Nachdem sie sich aber einmal geschüttelt haben, watschelt jedes unverzüglich zur Mama, um mit ihr den noch langen Weg zur Limmat anzutreten. Mila, eine Mitbewohnerin, begleitet die Entenfamilie zur Sicherheit, damit sie auch heil am Limmatufer ankommen.
Von ihren 10 Küken haben es drei nicht rechtzeitig auf das Balkongeländer geschafft für den Absprung. Emma – offenbar in Eile – lässt die drei zurück. Vermutlich ist es ihr auf der Wiese zu riskant mit ihrem Nachwuchs. Doch wir fangen die 3 Nachzügler ein und verfrachten sie wenig später in einem mit Stroh ausgelegten Körbchen zur Limmat. Allerdings ist dort von der Entenfamilie weit und breit nichts zu sehen.
Wir suchen die Werdinsel hoch und runter, hin und her. Fehlanzeige! Schliesslich aber kommt Unterstützung: Ein Bademeister funkt seine Kollegen an. Und tatsächlich: Einer hat die Familie gesehen. Er führt uns samt den 3 Küken im Korb zu der Stelle. Und bald darauf entdecken wir Emma mit ihren Kleinen. Wir lassen die drei verbleibenden Küken frei. Und mit viel Quak-Quak-Quak watscheln sie im Eiltempo zur Mama, die ihnen schon freudig entgegen kommt. Die Familie ist wiedervereint und glücklich an ihrem Ziel angelangt.
Über einen Monat lang hat Emma gebrütet – in einem Blumenkasten neben dem Lavendel.

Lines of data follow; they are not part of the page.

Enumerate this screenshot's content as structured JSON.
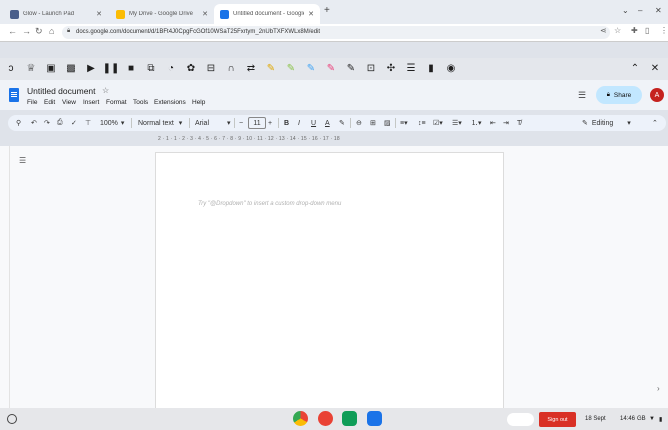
{
  "tabs": [
    {
      "title": "Glow - Launch Pad",
      "favicon_color": "#4a5e8a",
      "active": false
    },
    {
      "title": "My Drive - Google Drive",
      "favicon_color": "#fbbc04",
      "active": false
    },
    {
      "title": "Untitled document - Google Docs",
      "favicon_color": "#1a73e8",
      "active": true
    }
  ],
  "new_tab_label": "+",
  "url": "docs.google.com/document/d/1BFt4J0CpgFcGOf10WSaT25Fxrtym_2nUbTXFXWLx8M/edit",
  "extension_icons": [
    "glow-icon",
    "tt-icon",
    "read-icon",
    "picture-icon",
    "play-icon",
    "pause-icon",
    "stop-icon",
    "screenshot-icon",
    "export-icon",
    "globe-icon",
    "translate-icon",
    "display-icon",
    "headphones-icon",
    "fonts-icon",
    "highlighter-yellow-icon",
    "highlighter-green-icon",
    "highlighter-blue-icon",
    "highlighter-pink-icon",
    "highlighter-purple-icon",
    "strike-icon",
    "puzzle-icon",
    "list-icon",
    "note-icon",
    "camera-icon"
  ],
  "docs": {
    "title": "Untitled document",
    "menus": [
      "File",
      "Edit",
      "View",
      "Insert",
      "Format",
      "Tools",
      "Extensions",
      "Help"
    ],
    "share_label": "Share",
    "avatar_letter": "A",
    "toolbar": {
      "zoom": "100%",
      "style": "Normal text",
      "font": "Arial",
      "font_size": "11",
      "mode": "Editing"
    },
    "ruler": "2 · 1 · 1 · 2 · 3 · 4 · 5 · 6 · 7 · 8 · 9 · 10 · 11 · 12 · 13 · 14 · 15 · 16 · 17 · 18",
    "hint": "Try \"@Dropdown\" to insert a custom drop-down menu"
  },
  "shelf": {
    "signout_label": "Sign out",
    "date": "18 Sept",
    "time": "14:46",
    "region": "GB"
  }
}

Zunächst hat sie dort drei Eier gelegt. Danach hat sie sich einige Tage nicht mehr blicken lassen, um herauszufinden, ob es mögliche Nesträuber gibt. Als sie sich sicher ist, dass ihr Nestchen gut aufgehoben ist, legt sie an 10 aufeinanderfolgenden Tagen jeweils ein Ei. Anschliessend geht die Brüterei los und sie sitzt mehr als 30 Tage lang auf den Eiern.

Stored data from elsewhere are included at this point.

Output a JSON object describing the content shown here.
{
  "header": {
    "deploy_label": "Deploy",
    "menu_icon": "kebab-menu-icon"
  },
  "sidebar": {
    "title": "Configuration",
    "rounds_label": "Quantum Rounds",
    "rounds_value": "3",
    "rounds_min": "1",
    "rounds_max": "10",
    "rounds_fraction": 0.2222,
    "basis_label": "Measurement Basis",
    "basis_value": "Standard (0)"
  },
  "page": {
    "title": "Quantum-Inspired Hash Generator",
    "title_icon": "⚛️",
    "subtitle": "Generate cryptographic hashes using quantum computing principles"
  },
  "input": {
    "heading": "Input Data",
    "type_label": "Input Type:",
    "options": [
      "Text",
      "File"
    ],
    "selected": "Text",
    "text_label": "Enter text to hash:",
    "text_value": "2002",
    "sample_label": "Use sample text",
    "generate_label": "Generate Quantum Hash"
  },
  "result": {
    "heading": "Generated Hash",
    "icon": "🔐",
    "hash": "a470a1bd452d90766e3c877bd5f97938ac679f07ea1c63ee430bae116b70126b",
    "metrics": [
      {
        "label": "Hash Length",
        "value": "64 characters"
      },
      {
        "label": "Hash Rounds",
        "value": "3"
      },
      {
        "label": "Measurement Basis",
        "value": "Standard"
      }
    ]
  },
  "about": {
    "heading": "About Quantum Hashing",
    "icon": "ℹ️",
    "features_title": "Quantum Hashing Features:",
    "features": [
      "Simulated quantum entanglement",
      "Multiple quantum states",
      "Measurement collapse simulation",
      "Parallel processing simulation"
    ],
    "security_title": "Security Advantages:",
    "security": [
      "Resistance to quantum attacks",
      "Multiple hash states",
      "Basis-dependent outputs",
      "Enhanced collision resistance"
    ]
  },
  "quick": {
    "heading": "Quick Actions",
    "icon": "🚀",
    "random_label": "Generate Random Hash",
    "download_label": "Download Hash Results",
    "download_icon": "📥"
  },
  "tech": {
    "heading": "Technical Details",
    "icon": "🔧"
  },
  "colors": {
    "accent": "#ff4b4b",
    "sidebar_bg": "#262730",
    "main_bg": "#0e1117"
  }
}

Am Sonntag, 1. Juni, hörten wir am frühen Morgen plötzlich ein Quaken auf dem Balkon. Wir schauten sofort raus und sagen: Emma. Da sass sie auf dem Balkon-Geländer. Wir gingen hinaus und quakten etwas mit Emma. Nach einigen Minuten flog sie wieder davon. Wollte sie nur Hallo sagen? Hat sie etwas vergessen? Oder plant sie womöglich noch etwas? Wie auch immer, wir haben uns sehr gefreut.